Again, the plot shows a positive relationship between the variables.

All in all, this data visualization allows users to clearly see positive or negative relationships between selected variables, or if a relationship is present at all. I learned from this exercise is that one should be mindful of which variables to represent on each axis and to careful evaluate whether or not one’s selections are relevant to what one is trying to observe. I ran into this problem a few times, and ended up with plots presenting contradicting relationships.

The dataset I selected for my visualization project is a set of two sheets containing daily closing prices and percent returns for Amazon and Coca Cola from 2005 until 2014.  Initially, I had considered using RAW to visualize my data interactively; however, after trying various approaches, I realized RAW is more suitable for visualizing datasets with multiple columns of attributes, whereas my dataset was more time-centered, featuring only two attributes.
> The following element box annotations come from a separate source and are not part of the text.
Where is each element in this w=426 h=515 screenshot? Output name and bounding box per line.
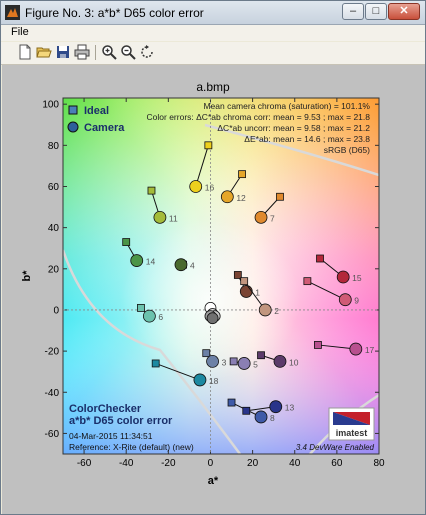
patch-label: 3 <box>222 357 227 367</box>
y-tick-label: -60 <box>45 429 60 440</box>
stats-line-1: Mean camera chroma (saturation) = 101.1% <box>203 101 370 111</box>
camera-point <box>237 357 251 370</box>
camera-point <box>193 373 207 387</box>
y-axis-label: b* <box>21 270 33 282</box>
camera-point <box>174 258 188 272</box>
y-tick-label: 0 <box>53 305 59 316</box>
ideal-point <box>238 170 246 179</box>
patch-label: 16 <box>205 182 215 192</box>
y-tick-label: -20 <box>45 347 60 358</box>
stats-line-4: ΔE*ab: mean = 14.6 ; max = 23.8 <box>244 134 370 144</box>
patch-label: 15 <box>352 273 362 283</box>
patch-label: 1 <box>255 287 260 297</box>
x-axis-label: a* <box>208 475 219 487</box>
plot-svg[interactable]: -60 -40 -20 0 20 40 60 80-60-40-20020406080100 … <box>0 0 426 515</box>
patch-label: 7 <box>270 213 275 223</box>
ideal-point <box>202 349 211 358</box>
y-tick-label: 100 <box>42 100 59 111</box>
x-tick-label: -40 <box>119 458 134 469</box>
camera-point <box>338 293 352 307</box>
camera-point <box>349 342 363 356</box>
y-tick-label: 20 <box>48 264 60 275</box>
ideal-point <box>147 186 156 195</box>
x-tick-label: 20 <box>247 458 259 469</box>
patch-label: 18 <box>209 376 219 386</box>
info-line-2: a*b* D65 color error <box>69 415 173 427</box>
ideal-point <box>314 341 322 349</box>
camera-point <box>258 303 272 317</box>
camera-point <box>130 254 144 267</box>
ideal-point <box>227 398 236 407</box>
x-tick-label: 40 <box>289 458 301 469</box>
patch-label: 8 <box>270 413 275 423</box>
legend-camera-marker <box>67 121 79 133</box>
info-version: 3.4 DevWare Enabled <box>296 443 375 452</box>
x-tick-label: -20 <box>161 458 176 469</box>
imatest-logo: imatest <box>328 407 375 441</box>
camera-point <box>220 190 234 204</box>
ideal-point <box>240 277 249 286</box>
patch-label: 10 <box>289 357 299 367</box>
legend-ideal-marker <box>68 105 78 115</box>
ideal-point <box>257 351 265 360</box>
patch-label: 9 <box>354 296 359 306</box>
info-line-1: ColorChecker <box>69 403 142 415</box>
y-tick-label: 40 <box>48 223 60 234</box>
ideal-point <box>204 141 213 150</box>
patch-label: 11 <box>169 213 178 223</box>
camera-point <box>269 400 283 414</box>
ideal-point <box>229 357 238 366</box>
patch-label: 4 <box>190 261 195 271</box>
neutral-patch-point <box>206 312 219 325</box>
ideal-point <box>303 277 312 286</box>
camera-point <box>336 270 350 284</box>
x-tick-label: 80 <box>373 458 385 469</box>
ideal-point <box>122 238 131 246</box>
patch-label: 14 <box>146 257 156 267</box>
camera-point <box>254 410 268 424</box>
x-tick-label: 0 <box>208 458 214 469</box>
x-tick-label: -60 <box>77 458 92 469</box>
camera-point <box>254 210 268 224</box>
stats-line-2: Color errors: ΔC*ab chroma corr: mean = … <box>147 112 371 122</box>
x-tick-label: 60 <box>331 458 343 469</box>
camera-point <box>142 309 156 323</box>
camera-point <box>153 210 167 224</box>
patch-label: 5 <box>253 359 258 369</box>
imatest-logo-text: imatest <box>336 428 368 438</box>
ideal-point <box>316 254 324 263</box>
ideal-point <box>242 406 251 415</box>
stats-line-3: ΔC*ab uncorr: mean = 9.58 ; max = 21.2 <box>217 123 370 133</box>
camera-point <box>273 354 287 368</box>
info-reference: Reference: X-Rite (default) (new) <box>69 442 194 452</box>
camera-point <box>206 354 219 368</box>
legend-camera-label: Camera <box>84 122 125 134</box>
info-date: 04-Mar-2015 11:34:51 <box>69 431 153 441</box>
patch-label: 13 <box>285 403 295 413</box>
y-tick-label: 80 <box>48 141 60 152</box>
y-tick-label: -40 <box>45 388 60 399</box>
ideal-point <box>137 303 145 312</box>
stats-line-5: sRGB (D65) <box>324 145 370 155</box>
patch-label: 12 <box>236 193 246 203</box>
patch-label: 2 <box>274 306 279 316</box>
camera-point <box>189 180 203 193</box>
y-tick-label: 60 <box>48 182 60 193</box>
camera-point <box>239 285 253 298</box>
legend-ideal-label: Ideal <box>84 105 109 117</box>
patch-label: 6 <box>158 312 163 322</box>
ideal-point <box>276 192 284 201</box>
patch-label: 17 <box>365 345 375 355</box>
ideal-point <box>151 359 160 368</box>
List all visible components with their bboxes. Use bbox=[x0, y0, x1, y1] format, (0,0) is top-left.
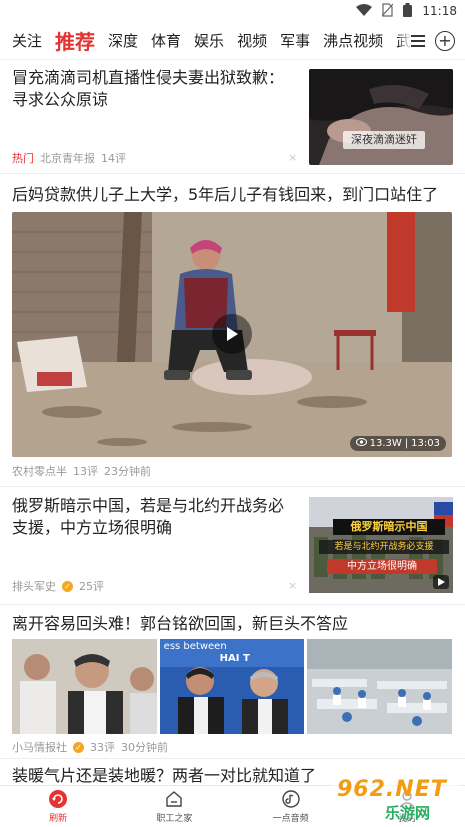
news-title[interactable]: 装暖气片还是装地暖？两者一对比就知道了 bbox=[12, 765, 316, 787]
tab-sports[interactable]: 体育 bbox=[151, 30, 181, 51]
news-meta: 热门 北京青年报 14评 bbox=[12, 150, 126, 166]
home-icon bbox=[164, 789, 184, 809]
audio-icon bbox=[281, 789, 301, 809]
status-time: 11:18 bbox=[422, 4, 457, 18]
tab-recommend[interactable]: 推荐 bbox=[55, 26, 95, 55]
news-feed: 冒充滴滴司机直播性侵夫妻出狱致歉：寻求公众原谅 热门 北京青年报 14评 × 深… bbox=[0, 61, 465, 799]
news-meta: 小马情报社 ✓ 33评 30分钟前 bbox=[12, 739, 168, 755]
menu-icon[interactable] bbox=[411, 35, 425, 47]
publish-time: 30分钟前 bbox=[121, 741, 168, 754]
news-item-video[interactable]: 后妈贷款供儿子上大学，5年后儿子有钱回来，到门口站住了 13.3W | 13:0… bbox=[0, 174, 465, 487]
image-text-2: HAI T bbox=[219, 653, 250, 664]
news-meta: 排头军史 ✓ 25评 bbox=[12, 578, 104, 594]
news-title[interactable]: 后妈贷款供儿子上大学，5年后儿子有钱回来，到门口站住了 bbox=[12, 184, 438, 206]
tab-video[interactable]: 视频 bbox=[237, 30, 267, 51]
news-source: 农村零点半 bbox=[12, 465, 67, 478]
news-title[interactable]: 俄罗斯暗示中国，若是与北约开战务必支援，中方立场很明确 bbox=[12, 495, 297, 539]
publish-time: 23分钟前 bbox=[104, 465, 151, 478]
image-text: ess between bbox=[163, 641, 227, 652]
thumb-subline-2: 中方立场很明确 bbox=[347, 561, 417, 572]
news-item[interactable]: 冒充滴滴司机直播性侵夫妻出狱致歉：寻求公众原谅 热门 北京青年报 14评 × 深… bbox=[0, 61, 465, 174]
refresh-icon bbox=[48, 789, 68, 809]
verified-icon: ✓ bbox=[62, 580, 73, 592]
watermark-text: 962.NET bbox=[337, 777, 447, 802]
nav-label: 职工之家 bbox=[156, 814, 193, 824]
views-icon bbox=[355, 438, 367, 449]
video-stats-badge: 13.3W | 13:03 bbox=[349, 436, 446, 451]
play-button[interactable] bbox=[212, 314, 252, 354]
dismiss-icon[interactable]: × bbox=[288, 579, 297, 592]
news-meta: 农村零点半 13评 23分钟前 bbox=[12, 463, 151, 479]
watermark-subtext: 乐游网 bbox=[385, 804, 431, 822]
nav-home[interactable]: 职工之家 bbox=[116, 786, 232, 827]
dismiss-icon[interactable]: × bbox=[288, 151, 297, 164]
news-image-3[interactable] bbox=[307, 639, 453, 734]
tab-hot-video[interactable]: 沸点视频 bbox=[323, 30, 383, 51]
nav-label: 刷新 bbox=[49, 814, 68, 824]
battery-icon bbox=[403, 2, 413, 20]
view-count: 13.3W bbox=[369, 438, 402, 449]
thumb-headline: 俄罗斯暗示中国 bbox=[350, 520, 428, 533]
tab-actions: + bbox=[399, 22, 465, 59]
news-thumbnail[interactable]: 俄罗斯暗示中国 若是与北约开战务必支援 中方立场很明确 bbox=[309, 497, 453, 593]
news-image-1[interactable] bbox=[12, 639, 157, 734]
watermark-logo: 962.NET 乐游网 bbox=[331, 775, 461, 823]
news-source: 排头军史 bbox=[12, 580, 56, 593]
news-source: 小马情报社 bbox=[12, 741, 67, 754]
tab-depth[interactable]: 深度 bbox=[108, 30, 138, 51]
news-source: 北京青年报 bbox=[40, 152, 95, 165]
comment-count: 13评 bbox=[73, 465, 98, 478]
status-bar: 11:18 bbox=[0, 0, 465, 22]
tab-entertainment[interactable]: 娱乐 bbox=[194, 30, 224, 51]
video-duration: 13:03 bbox=[411, 438, 440, 449]
verified-icon: ✓ bbox=[73, 741, 84, 753]
comment-count: 33评 bbox=[90, 741, 115, 754]
news-image-2[interactable]: ess between HAI T bbox=[159, 639, 305, 734]
news-item[interactable]: 俄罗斯暗示中国，若是与北约开战务必支援，中方立场很明确 排头军史 ✓ 25评 × bbox=[0, 487, 465, 605]
wifi-icon bbox=[356, 3, 373, 19]
thumb-subline: 若是与北约开战务必支援 bbox=[334, 542, 434, 552]
no-sim-icon bbox=[381, 2, 394, 20]
video-player[interactable]: 13.3W | 13:03 bbox=[12, 212, 452, 457]
comment-count: 25评 bbox=[79, 580, 104, 593]
hot-tag: 热门 bbox=[12, 152, 34, 165]
nav-label: 一点音频 bbox=[272, 814, 309, 824]
news-thumbnail[interactable]: 深夜滴滴迷奸 bbox=[309, 69, 453, 165]
channel-tabs: 关注 推荐 深度 体育 娱乐 视频 军事 沸点视频 武 + bbox=[0, 22, 465, 60]
nav-refresh[interactable]: 刷新 bbox=[0, 786, 116, 827]
tab-military[interactable]: 军事 bbox=[280, 30, 310, 51]
comment-count: 14评 bbox=[101, 152, 126, 165]
plus-circle-icon[interactable]: + bbox=[435, 31, 455, 51]
news-image-row[interactable]: ess between HAI T bbox=[12, 639, 453, 734]
news-title[interactable]: 离开容易回头难！郭台铭欲回国，新巨头不答应 bbox=[12, 613, 348, 635]
news-title[interactable]: 冒充滴滴司机直播性侵夫妻出狱致歉：寻求公众原谅 bbox=[12, 67, 297, 111]
news-item[interactable]: 离开容易回头难！郭台铭欲回国，新巨头不答应 ess between HAI T … bbox=[0, 605, 465, 759]
thumb-caption: 深夜滴滴迷奸 bbox=[351, 133, 417, 146]
tab-follow[interactable]: 关注 bbox=[12, 30, 42, 51]
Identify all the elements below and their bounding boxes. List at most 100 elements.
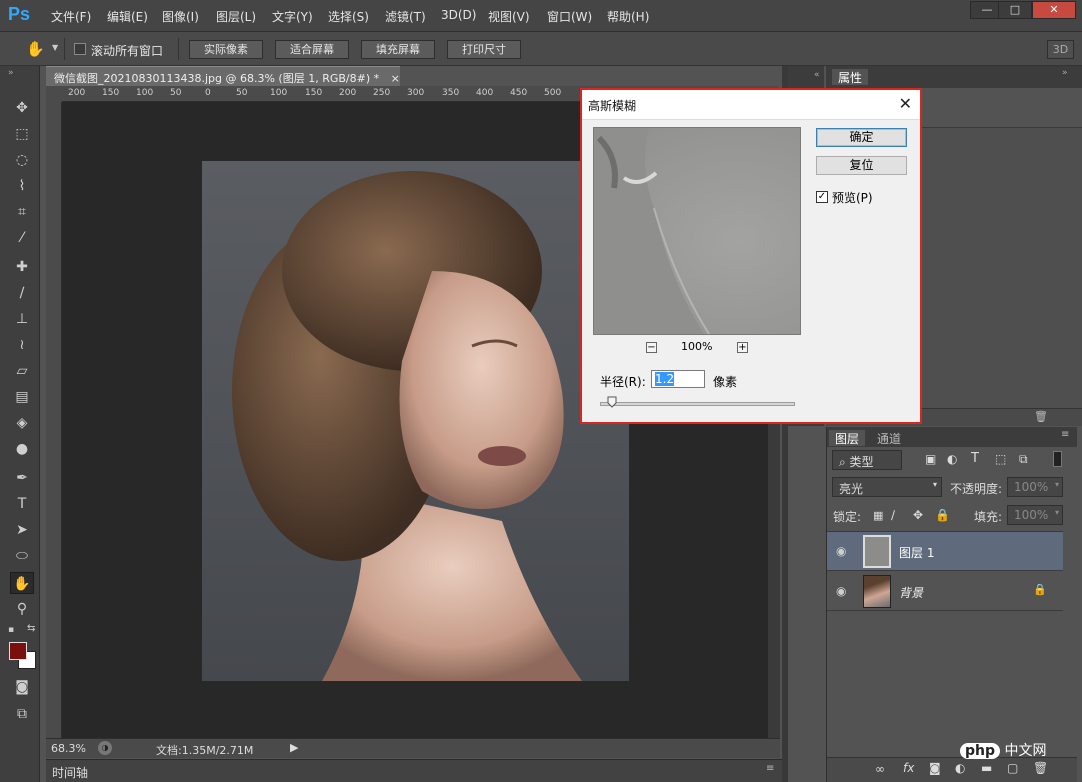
blend-mode-dropdown[interactable]: 亮光 ▾ [832, 477, 942, 497]
link-icon[interactable]: ∞ [875, 762, 885, 776]
lock-pixels-icon[interactable]: ∕ [891, 508, 895, 522]
filter-pixel-icon[interactable]: ▣ [925, 452, 936, 466]
tab-layers[interactable]: 图层 [829, 430, 866, 446]
timeline-panel[interactable]: 时间轴 ≡ [46, 759, 782, 782]
3d-mode-button[interactable]: 3D [1047, 40, 1074, 59]
blur-tool-icon[interactable]: ◈ [10, 412, 34, 434]
dodge-tool-icon[interactable]: ● [10, 438, 34, 460]
eyedropper-tool-icon[interactable]: ⁄ [10, 227, 34, 249]
hand-tool-preset-icon[interactable]: ✋ [26, 40, 45, 58]
swap-colors-icon[interactable]: ⇆ [27, 623, 35, 634]
shape-tool-icon[interactable]: ⬭ [10, 545, 34, 567]
radius-slider-track[interactable] [600, 402, 795, 406]
healing-brush-tool-icon[interactable]: ✚ [10, 256, 34, 278]
folder-icon[interactable]: ▬ [981, 761, 992, 775]
tab-properties[interactable]: 属性 [832, 69, 869, 85]
filter-kind-dropdown[interactable]: ⌕ 类型 [832, 450, 902, 470]
filter-shape-icon[interactable]: ⬚ [995, 452, 1006, 466]
fx-icon[interactable]: fx [903, 761, 914, 775]
visibility-eye-icon[interactable]: ◉ [836, 544, 846, 558]
fit-screen-button[interactable]: 适合屏幕 [275, 40, 349, 59]
zoom-tool-icon[interactable]: ⚲ [10, 598, 34, 620]
gradient-tool-icon[interactable]: ▤ [10, 386, 34, 408]
filter-toggle[interactable] [1053, 451, 1062, 467]
scroll-all-windows-checkbox[interactable] [74, 43, 86, 55]
hand-tool-icon[interactable]: ✋ [10, 572, 34, 594]
reset-button[interactable]: 复位 [816, 156, 907, 175]
lock-all-icon[interactable]: 🔒 [935, 508, 950, 522]
zoom-in-button[interactable]: + [737, 342, 748, 353]
quick-mask-icon[interactable]: ◙ [10, 676, 34, 698]
mask-icon[interactable]: ◙ [929, 761, 941, 775]
menu-view[interactable]: 视图(V) [488, 8, 530, 25]
new-layer-icon[interactable]: ▢ [1007, 761, 1018, 775]
print-size-button[interactable]: 打印尺寸 [447, 40, 521, 59]
collapse-icon[interactable]: « [814, 70, 820, 80]
menu-image[interactable]: 图像(I) [162, 8, 199, 25]
zoom-readout[interactable]: 68.3% [51, 742, 86, 755]
layer-name[interactable]: 图层 1 [899, 544, 934, 561]
panel-menu-icon[interactable]: ≡ [1061, 429, 1069, 440]
preview-label[interactable]: 预览(P) [832, 189, 873, 206]
preview-checkbox[interactable]: ✓ [816, 191, 828, 203]
trash-icon[interactable]: 🗑 [1033, 761, 1048, 775]
chevron-down-icon[interactable]: ▼ [52, 43, 58, 52]
filter-smart-object-icon[interactable]: ⧉ [1019, 452, 1028, 467]
lasso-tool-icon[interactable]: ◌ [10, 149, 34, 171]
panel-menu-icon[interactable]: ≡ [766, 763, 774, 774]
menu-select[interactable]: 选择(S) [328, 8, 369, 25]
close-window-button[interactable]: ✕ [1032, 1, 1076, 19]
close-tab-icon[interactable]: × [391, 72, 400, 85]
type-tool-icon[interactable]: T [10, 493, 34, 515]
radius-slider-thumb[interactable] [607, 396, 617, 408]
menu-help[interactable]: 帮助(H) [607, 8, 649, 25]
path-select-tool-icon[interactable]: ➤ [10, 519, 34, 541]
default-colors-icon[interactable]: ▪ [8, 625, 14, 635]
menu-layer[interactable]: 图层(L) [216, 8, 256, 25]
collapse-icon[interactable]: » [1062, 68, 1068, 78]
opacity-input[interactable]: 100% ▾ [1007, 477, 1063, 497]
menu-3d[interactable]: 3D(D) [441, 8, 476, 22]
menu-type[interactable]: 文字(Y) [272, 8, 313, 25]
lock-position-icon[interactable]: ✥ [913, 508, 923, 522]
layer-name[interactable]: 背景 [899, 584, 923, 601]
doc-info-icon[interactable]: ◑ [98, 741, 112, 755]
filter-preview[interactable] [593, 127, 801, 335]
ok-button[interactable]: 确定 [816, 128, 907, 147]
collapse-icon[interactable]: » [8, 68, 14, 78]
history-brush-tool-icon[interactable]: ≀ [10, 334, 34, 356]
quick-select-tool-icon[interactable]: ⌇ [10, 175, 34, 197]
filter-adjustment-icon[interactable]: ◐ [947, 452, 957, 466]
menu-edit[interactable]: 编辑(E) [107, 8, 148, 25]
trash-icon[interactable]: 🗑 [1034, 410, 1048, 423]
layer-row[interactable]: ◉ 背景 🔒 [827, 572, 1063, 611]
fill-screen-button[interactable]: 填充屏幕 [361, 40, 435, 59]
status-menu-arrow-icon[interactable]: ▶ [290, 741, 298, 754]
marquee-tool-icon[interactable]: ⬚ [10, 123, 34, 145]
lock-transparency-icon[interactable]: ▦ [873, 509, 883, 522]
visibility-eye-icon[interactable]: ◉ [836, 584, 846, 598]
filter-type-icon[interactable]: T [971, 451, 979, 466]
crop-tool-icon[interactable]: ⌗ [10, 201, 34, 223]
close-icon[interactable]: ✕ [899, 94, 912, 113]
zoom-out-button[interactable]: − [646, 342, 657, 353]
actual-pixels-button[interactable]: 实际像素 [189, 40, 263, 59]
menu-file[interactable]: 文件(F) [51, 8, 91, 25]
dialog-titlebar[interactable]: 高斯模糊 ✕ [582, 90, 920, 120]
menu-filter[interactable]: 滤镜(T) [385, 8, 426, 25]
fill-input[interactable]: 100% ▾ [1007, 505, 1063, 525]
radius-input[interactable]: 1.2 [651, 370, 705, 388]
screen-mode-icon[interactable]: ⧉ [10, 703, 34, 725]
layer-row[interactable]: ◉ 图层 1 [827, 532, 1063, 571]
document-tab[interactable]: 微信截图_20210830113438.jpg @ 68.3% (图层 1, R… [46, 66, 400, 86]
pen-tool-icon[interactable]: ✒ [10, 467, 34, 489]
tab-channels[interactable]: 通道 [871, 430, 907, 446]
move-tool-icon[interactable]: ✥ [10, 97, 34, 119]
eraser-tool-icon[interactable]: ▱ [10, 360, 34, 382]
vertical-ruler[interactable] [46, 102, 62, 738]
foreground-color-swatch[interactable] [9, 642, 27, 660]
maximize-button[interactable]: □ [998, 1, 1032, 19]
brush-tool-icon[interactable]: ∕ [10, 282, 34, 304]
adjustment-icon[interactable]: ◐ [955, 761, 965, 775]
clone-stamp-tool-icon[interactable]: ⊥ [10, 308, 34, 330]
Thus, I decided that Tableau would be a better tool since it allows for better time-centered visualization and juxtaposition of multiple charts.

First, let me start by explaining my dataset: there are two sheets – one for Amazon and one for Coca Cola. Each has three columns: Date (by day), Closing Price (in dollars), and Daily Return (by percentages). In terms of interpretation and analysis, we can either look at relationships within a single company, or how these attributes compare between these two companies across time.  I decided to examine if there are any patterns first between Amazon’s and Coca Cola’s daily Closing Prices, and the between their Daily returns.

I changed the date from “year” to “month”, and set the Closing Prices to display the “average” value. The blue is AMZN, while red is KO. I also added the Label option to make it easier to read points on the graph.  From this visualization it seems that the average daily Closing Prices of both companies seem to increase from 2005 to 2014. Note, however, that each company has a different price scale: for Amazon the range is from about \$44 to \$407, while for Coca Cola it’s \$16 – \$45. This difference could influence us to see patterns that are not really there. In this case, however,  it is valid to interpret the data in this way because the pattern is consistent for each company within its own price range. Also, it is noticeable that somewhere toward the end of 2009, prices for both had decreased.

Next, I created a similar visualization to compare Daily Percentage Returns for Amazon and Coca Cola.

Again, I set the Date to display by month, and the percentages to show by average. Notice, again, that the percentage ranges are not the same for each company: for Amazon it’s between -2% and 3%, and for Coca Cola it’s between -0.7% and 0.7%. And, just like the previous chart, we can interpret this one relatively in terms of general patterns. So here, it looks like both Amazon and Coca Cola experienced a significant decrease sometime near the end of 2008. Recalling what that the first chart illustrated both companies’ prices having decreased near 2009, it is possible to infer some connection between the two events.

Since I am not knowledgeable about stock prices, I am aware that I may be making inaccurate inferences about relationships. However, by completing this visualization project, I realized that by presenting your columns and rows visually, allows to see relationships that could hardly be spotted before. Furthermore, it allows to make comparisons across multiple sheets, and to view each attribute more closely (e.g. day by day), or more objectively (year by year).